And the taxicab moved away, giving them just one glimpse of their mother with her poor head on Miss McClough's capable shoulder.

"Well," Ken remarked, "here we are."

And there was really nothing more to be said on the subject.

Such a strange house! Maggie and Norah gone; Felicia cooking queer meals--principally poached eggs--in the kitchen; Miss Bolton failing to appear every morning at ten o'clock as she had done for the last three years; Mother gone, and not even a letter from her--nothing but a type-written report from the physician at Hilltop.

Gone also, as Kirk discovered, was the lowboy beside the library door. It was a most satisfactory piece of furniture. From its left-hand corner you could make a direct line to the window-seat. It also had smoothly graceful brass handles, and a surface delicious to the touch. When Kirk, stumbling in at the library door, failed to encounter it as usual, he was as much startled as though he had found a serpent in its stead. He tried for it several times, and when his hands came against the bookshelves he stopped dead, very much puzzled and quite lost. Felicia found him there, standing still and patiently waiting for the low-boy to materialize in its accustomed place.

"Where is it!" he asked her.

"It's not there, honey," she said. "We're going to a different house, and it's sent away."

"A different house! When? What do you mean?"

"We've finished renting this one," said Felicia. "We thought it would be nice to go to another one--in the country. Oh, you'll like it."
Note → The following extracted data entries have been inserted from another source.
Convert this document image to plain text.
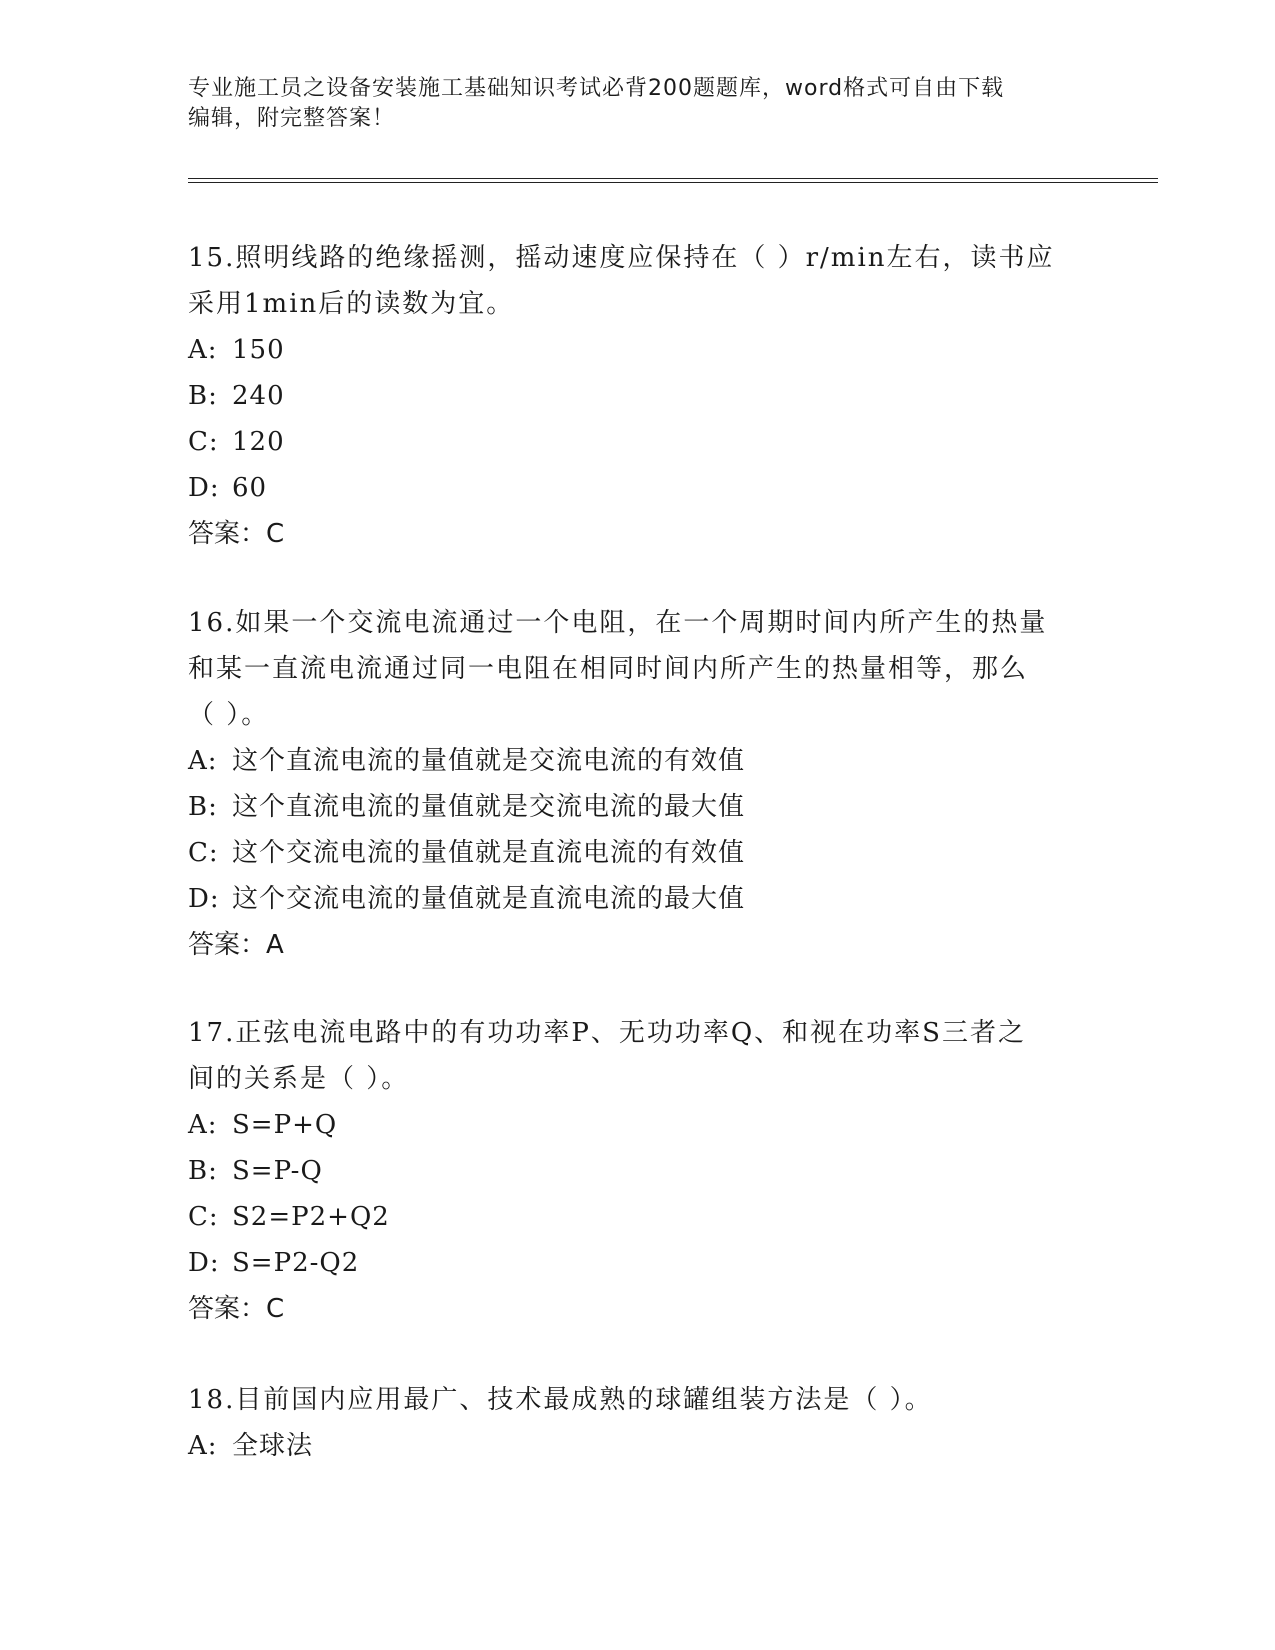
专业施工员之设备安装施工基础知识考试必背200题题库，word格式可自由下载
编辑，附完整答案！

15.照明线路的绝缘摇测，摇动速度应保持在（ ）r/min左右，读书应

采用1min后的读数为宜。

A: 150

B: 240

C: 120

D: 60

答案：C

16.如果一个交流电流通过一个电阻，在一个周期时间内所产生的热量

和某一直流电流通过同一电阻在相同时间内所产生的热量相等，那么

（ ）。

A: 这个直流电流的量值就是交流电流的有效值

B: 这个直流电流的量值就是交流电流的最大值

C: 这个交流电流的量值就是直流电流的有效值

D: 这个交流电流的量值就是直流电流的最大值

答案：A

17.正弦电流电路中的有功功率P、无功功率Q、和视在功率S三者之

间的关系是（ ）。

A: S=P+Q

B: S=P-Q

C: S2=P2+Q2

D: S=P2-Q2

答案：C

18.目前国内应用最广、技术最成熟的球罐组装方法是（ ）。

A: 全球法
"How queer!" Kirk mused. "Perhaps I shall. But I don't know about this corner; it used to be covered up. Please start me right."

She did so, and then ran off to attend to a peculiar pudding which was boiling over on the stove. She had not told him that the low-boy was sent away to be sold. When she and Ken had discovered the appalling sum it would cost to move the furniture anywhere, they heartbrokenly concluded that the low-boy and various other old friends must go to help settle the accounts of Miss Bolton and the nurse.

"There are some things," Ken stoutly pronounced, however, "that we'll take with us, if I have to go digging ditches to support 'em. And some we'll leave with Mr. Dodge--I know he won't mind a few nice tables and things."

For the "different house" was actually engaged. Mr. Dodge shook his head when he heard that Ken had paid the first quarter's rent without having even seen the place.

"Fine old farm-house," said the advertisement; "Peach and apple orchards. Ten acres of land. Near the bay. Easy reach of city. Only $15.00 per month."

There was also a much blurred photograph of the fine old farm-house, from which it was difficult to deduce much except that it had a gambrel roof.

"But it does sound quite wonderful," Felicia said to the attorney. "We thought we wouldn't go to see it because of its costing so much to travel there and back again. But don't you think it ought to be nice? Peach and apple orchards,--and only fifteen dollars a month!"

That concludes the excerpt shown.